CCGrid 2007 reviews!

It’s 4.40am and I just finished my 10 (!!!) paper reviews for CCGrid 2007. Hmmm… I will think hard before I accept another invitation to join a Grid-related Program Committee.

I read some really poor papers, with no attention to presentation, no clear focus/contribution, nothing exciting, etc. Since I always try to give lots of feedback, I dedicated many hours of my life in this.

I think that I am seeing a pattern with papers in the Grid space. It seems that research work is presented as novel when in fact the real targeted area has been exhaustively investigated over the decades. I guess young researchers as they start their research work in the “Grid” identify issues related to fault tolerance, distributed computing, modeling, etc. and since they don’t find prior Grid-related work they think they have discovered something new. For example, I couldn’t believe that work on thread migration and sharing of variables in a distributed environment could ever be presented as new, with no references at all to distributed shared memory systems, tuple systems, parallel runtime systems, etc. Or that researchers would prefer to present their work on pro-active and re-active fault tolerance techniques to a Grid-related conference rather than the specialized and prestigious (in their field) fault tolerance conferences.
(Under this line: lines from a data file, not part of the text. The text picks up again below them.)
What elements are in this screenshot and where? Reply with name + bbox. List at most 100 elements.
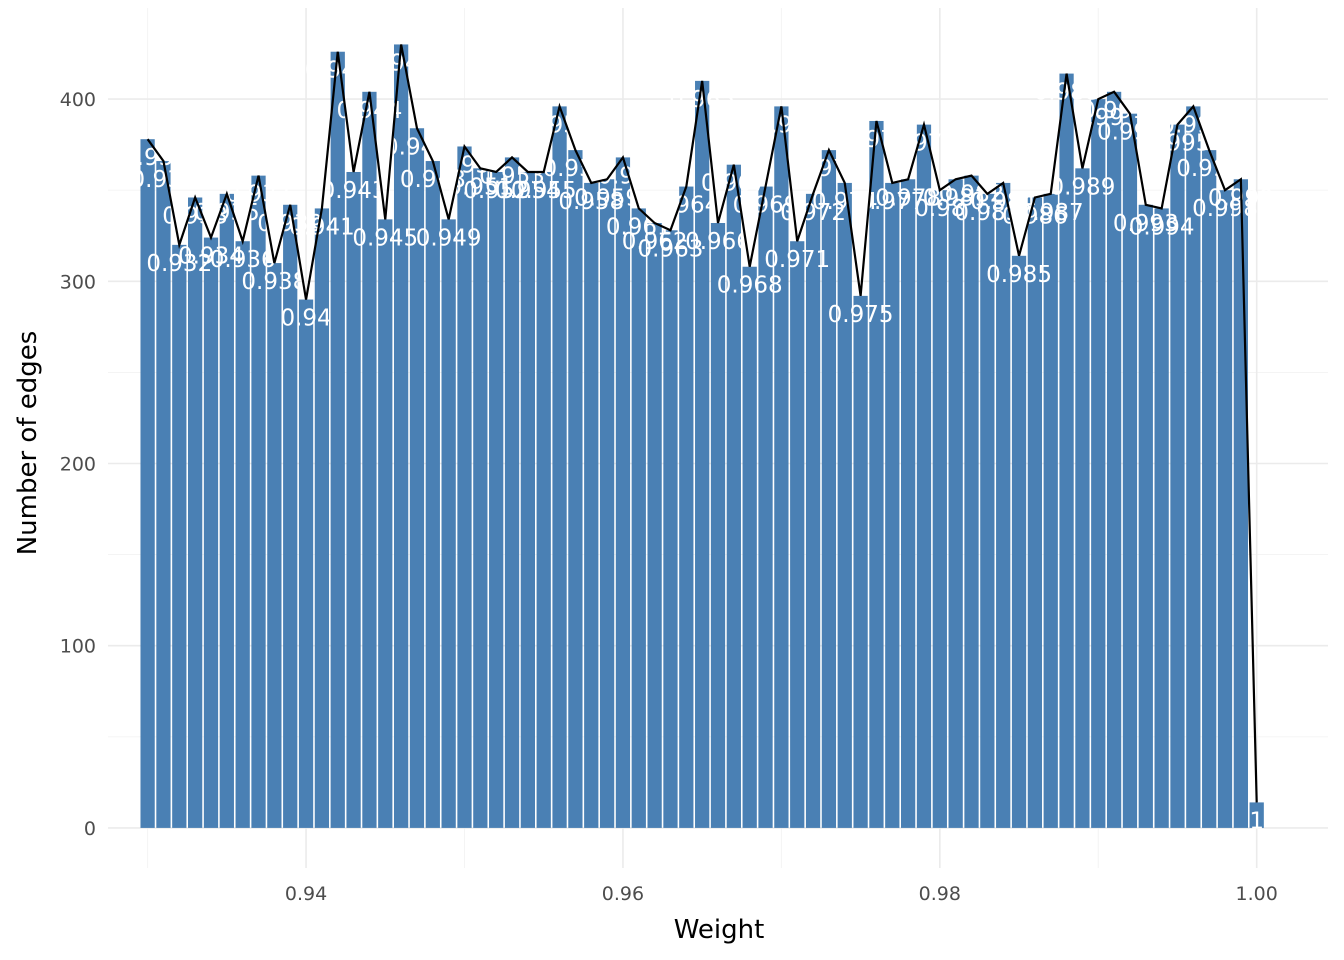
bar — [710, 223, 726, 828]
bar — [631, 208, 646, 828]
bar — [615, 157, 631, 828]
bar — [156, 161, 171, 828]
bar-label: 0.947 — [384, 134, 450, 160]
bar — [362, 91, 377, 828]
bar-label: 1 — [1249, 808, 1264, 834]
bar-label: 0.958 — [558, 189, 624, 215]
bar-label: 0.994 — [1129, 214, 1195, 240]
bar — [964, 175, 979, 828]
y-tick-label: 400 — [60, 89, 96, 111]
bar — [1217, 190, 1233, 828]
bar — [1075, 168, 1090, 828]
bar — [853, 295, 868, 828]
bar-label: 0.932 — [146, 251, 212, 277]
bar-label: 0.988 — [1034, 80, 1100, 106]
bar — [188, 197, 203, 828]
bar — [1106, 91, 1122, 828]
bar — [1138, 204, 1153, 828]
x-tick-label: 0.98 — [919, 883, 961, 905]
bar-label: 0.945 — [352, 225, 418, 251]
bar — [695, 80, 710, 828]
bar — [283, 204, 298, 828]
bar-label: 0.959 — [574, 185, 640, 211]
bar — [330, 51, 345, 828]
bar — [1059, 73, 1074, 828]
bar — [235, 241, 250, 828]
bar-label: 0.984 — [970, 189, 1036, 215]
bar — [1170, 124, 1185, 828]
bar-label: 0.985 — [986, 262, 1052, 288]
bar — [298, 299, 314, 828]
bar — [774, 106, 789, 828]
bar-label: 0.99 — [1073, 105, 1124, 131]
bar — [1186, 106, 1201, 828]
bar-label: 0.956 — [527, 112, 593, 138]
bar — [314, 208, 330, 828]
bar — [552, 106, 567, 828]
bar — [980, 193, 995, 828]
bar-label: 0.992 — [1097, 120, 1163, 146]
bar — [1249, 802, 1264, 828]
bar-label: 0.968 — [717, 273, 783, 299]
bar — [441, 219, 456, 828]
bar — [679, 186, 694, 828]
bar — [473, 168, 488, 828]
bar-label: 0.978 — [875, 185, 941, 211]
bar-label: 0.936 — [210, 247, 276, 273]
bar — [647, 223, 662, 828]
bar-label: 0.98 — [914, 196, 965, 222]
bar — [457, 146, 472, 828]
bar-label: 0.931 — [131, 167, 197, 193]
bar — [172, 244, 187, 828]
bar — [805, 193, 821, 828]
y-tick-label: 0 — [84, 818, 96, 840]
bar-label: 0.943 — [321, 178, 387, 204]
bar — [1091, 99, 1106, 828]
bar-label: 0.982 — [939, 182, 1005, 208]
bar-label: 0.964 — [653, 193, 719, 219]
bar-label: 0.955 — [511, 178, 577, 204]
bar-label: 0.991 — [1081, 98, 1147, 124]
bars — [140, 44, 1264, 828]
bar — [1043, 193, 1058, 828]
bar-label: 0.934 — [178, 244, 244, 270]
bar — [140, 139, 155, 828]
bar — [409, 128, 425, 828]
bar — [393, 44, 409, 828]
bar — [1027, 197, 1043, 828]
bar-label: 0.971 — [764, 247, 830, 273]
bar — [536, 171, 551, 828]
y-tick-label: 100 — [60, 636, 96, 658]
bar — [726, 164, 741, 828]
bar — [425, 161, 440, 828]
bar — [742, 266, 757, 828]
x-axis-ticks: 0.94 0.96 0.98 1.00 — [285, 883, 1278, 905]
bar — [346, 171, 361, 828]
bar — [378, 219, 393, 828]
bar-label: 0.941 — [289, 214, 355, 240]
bar-label: 0.97 — [756, 112, 807, 138]
y-tick-label: 300 — [60, 271, 96, 293]
bar-label: 0.975 — [828, 302, 894, 328]
bar — [1202, 150, 1217, 828]
bar — [1122, 113, 1138, 828]
bar-label: 0.972 — [780, 200, 846, 226]
bar-label: 0.995 — [1145, 131, 1211, 157]
y-axis-title: Number of edges — [13, 331, 43, 556]
bar — [267, 263, 282, 828]
bar-label: 0.966 — [685, 229, 751, 255]
bar — [901, 179, 916, 828]
bar-label: 0.962 — [622, 229, 688, 255]
bar — [504, 157, 520, 828]
bar — [568, 150, 583, 828]
y-axis-ticks: 0 100 200 300 400 — [60, 89, 96, 840]
bar-label: 0.997 — [1176, 156, 1242, 182]
bar — [520, 171, 535, 828]
bar-label: 0.996 — [1160, 112, 1226, 138]
bar — [932, 190, 947, 828]
bar-label: 0.952 — [463, 178, 529, 204]
bar — [790, 241, 805, 828]
bar-label: 0.961 — [606, 214, 672, 240]
y-tick-label: 200 — [60, 454, 96, 476]
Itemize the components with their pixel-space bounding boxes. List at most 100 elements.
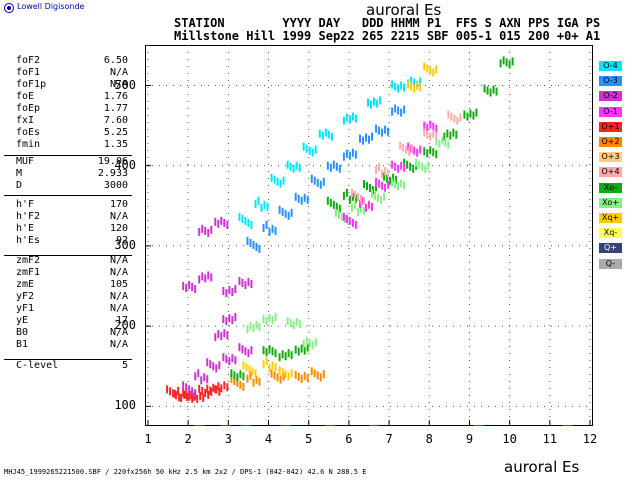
echo-mark	[252, 240, 255, 249]
echo-mark	[226, 383, 229, 392]
echo-mark	[412, 164, 415, 173]
echo-mark	[350, 203, 353, 212]
echo-mark	[196, 394, 199, 403]
echo-mark	[316, 178, 319, 187]
echo-mark	[351, 112, 354, 121]
echo-mark	[397, 84, 400, 93]
param-value: N/A	[109, 267, 128, 278]
legend-item: O-4	[599, 61, 622, 71]
echo-mark	[289, 162, 292, 171]
echo-mark	[172, 389, 175, 398]
echo-mark	[202, 393, 205, 402]
echo-mark	[367, 98, 370, 107]
echo-mark	[306, 343, 309, 352]
echo-mark	[403, 105, 406, 114]
echo-mark	[182, 282, 185, 291]
echo-mark	[188, 392, 191, 401]
echo-mark	[381, 170, 384, 179]
x-tick-label: 7	[385, 432, 393, 446]
echo-mark	[391, 178, 394, 187]
param-value: 17	[115, 315, 128, 326]
echo-mark	[284, 370, 287, 379]
echo-mark	[423, 147, 426, 156]
echo-mark	[250, 280, 253, 289]
echo-mark	[271, 224, 274, 233]
echo-mark	[450, 112, 453, 121]
param-value: N/A	[109, 327, 128, 338]
plot-title: auroral Es	[366, 1, 442, 19]
echo-mark	[384, 125, 387, 134]
param-row: h'Es 92	[16, 235, 128, 247]
echo-mark	[332, 200, 335, 209]
legend-item: O-3	[599, 76, 622, 87]
echo-mark	[483, 84, 486, 93]
echo-mark	[337, 210, 340, 219]
echo-mark	[314, 145, 317, 154]
echo-mark	[356, 207, 359, 216]
param-row: zmE 105	[16, 279, 128, 291]
echo-mark	[270, 173, 273, 182]
x-tick-label: 1	[144, 432, 152, 446]
echo-mark	[426, 64, 429, 73]
echo-mark	[250, 220, 253, 229]
echo-mark	[262, 346, 265, 355]
echo-mark	[305, 337, 308, 346]
echo-mark	[218, 387, 221, 396]
echo-mark	[225, 289, 228, 298]
param-name: yF1	[16, 303, 35, 314]
echo-mark	[194, 372, 197, 381]
echo-mark	[342, 116, 345, 125]
param-row: h'E 120	[16, 223, 128, 235]
y-tick-label: 500	[114, 77, 136, 92]
echo-mark	[407, 80, 410, 89]
echo-mark	[305, 144, 308, 153]
echo-mark	[204, 274, 207, 283]
echo-mark	[375, 166, 378, 175]
echo-mark	[318, 129, 321, 138]
param-value: 7.60	[103, 115, 128, 126]
echo-mark	[427, 161, 430, 170]
echo-mark	[386, 174, 389, 183]
echo-mark	[511, 57, 514, 66]
echo-mark	[297, 194, 300, 203]
echo-mark	[311, 148, 314, 157]
echo-mark	[217, 382, 220, 391]
echo-mark	[278, 205, 281, 214]
echo-mark	[200, 376, 203, 385]
echo-mark	[251, 367, 254, 376]
echo-mark	[257, 196, 260, 205]
echo-mark	[287, 372, 290, 381]
legend-item: Xq+	[599, 213, 622, 223]
echo-mark	[348, 195, 351, 204]
echo-mark	[225, 317, 228, 326]
echo-mark	[199, 391, 202, 400]
echo-mark	[238, 343, 241, 352]
echo-mark	[330, 132, 333, 141]
echo-mark	[252, 378, 255, 387]
echo-mark	[416, 81, 419, 90]
param-name: h'E	[16, 223, 35, 234]
echo-mark	[255, 321, 258, 330]
echo-mark	[366, 182, 368, 191]
frequency-marker	[280, 425, 291, 426]
param-name: foEp	[16, 103, 41, 114]
echo-mark	[201, 272, 204, 281]
echo-mark	[435, 124, 438, 133]
echo-mark	[342, 212, 345, 221]
echo-mark	[286, 160, 289, 169]
echo-mark	[383, 172, 386, 181]
ionogram-svg	[145, 45, 593, 426]
legend-item: O+1	[599, 121, 622, 132]
echo-mark	[424, 164, 427, 173]
echo-mark	[411, 144, 414, 153]
echo-mark	[222, 353, 225, 362]
echo-mark	[453, 114, 456, 123]
frequency-marker	[473, 425, 484, 426]
echo-mark	[345, 214, 348, 223]
echo-mark	[308, 146, 311, 155]
echo-mark	[351, 218, 354, 227]
echo-mark	[381, 128, 384, 137]
param-name: foF1	[16, 67, 41, 78]
echo-mark	[441, 136, 444, 145]
echo-mark	[289, 319, 292, 328]
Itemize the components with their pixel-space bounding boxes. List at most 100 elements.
We definitely need to do something about the way in which scientific results are reported. I think people should be discouraged from submitting just anything. The review process should be completely transparent. It should be the entire community, the domain-specific community, that discovers filters out the good papers, the good research work. Why should fault-tolerance methodologies be reported in a Grid-related conference and the merit of the research judged by Grid, instead of fault-tolerance, experts? Also, why should the identities of the PC members and their views remain secret? Why should rejected papers be ‘forgotten’? The authors should be accountable to the community for submitting garbage and the reviewers for their comments. Once personal reputation is on the line, perhaps we’ll see some more self filtering and, who knows, the “publication factories” may start disappearing. The fact that careers are judged by the mere quantity of publications rather than their quality and their impact is a big problem. Government organizations seem to encourage the focus on publication numbers due to their project/university reviewing processes.

I think social networking can help us here. I have some ideas (already written!) and I am discussing them with Tony Hey and soon with Jim Gray. We all hope to make a change in this space. I am off to the Open Repositories 2007 conference in two weeks as part of my engagement with the Open Access movement. This is going to be one of my playgrounds for all the microformat-, social networking-, knowledge representation-related ideas.

Need to get a couple of hours of sleep. Tomorrow I will have to start reviewing the 10 (!!!) papers for WWW 2007. Oh man!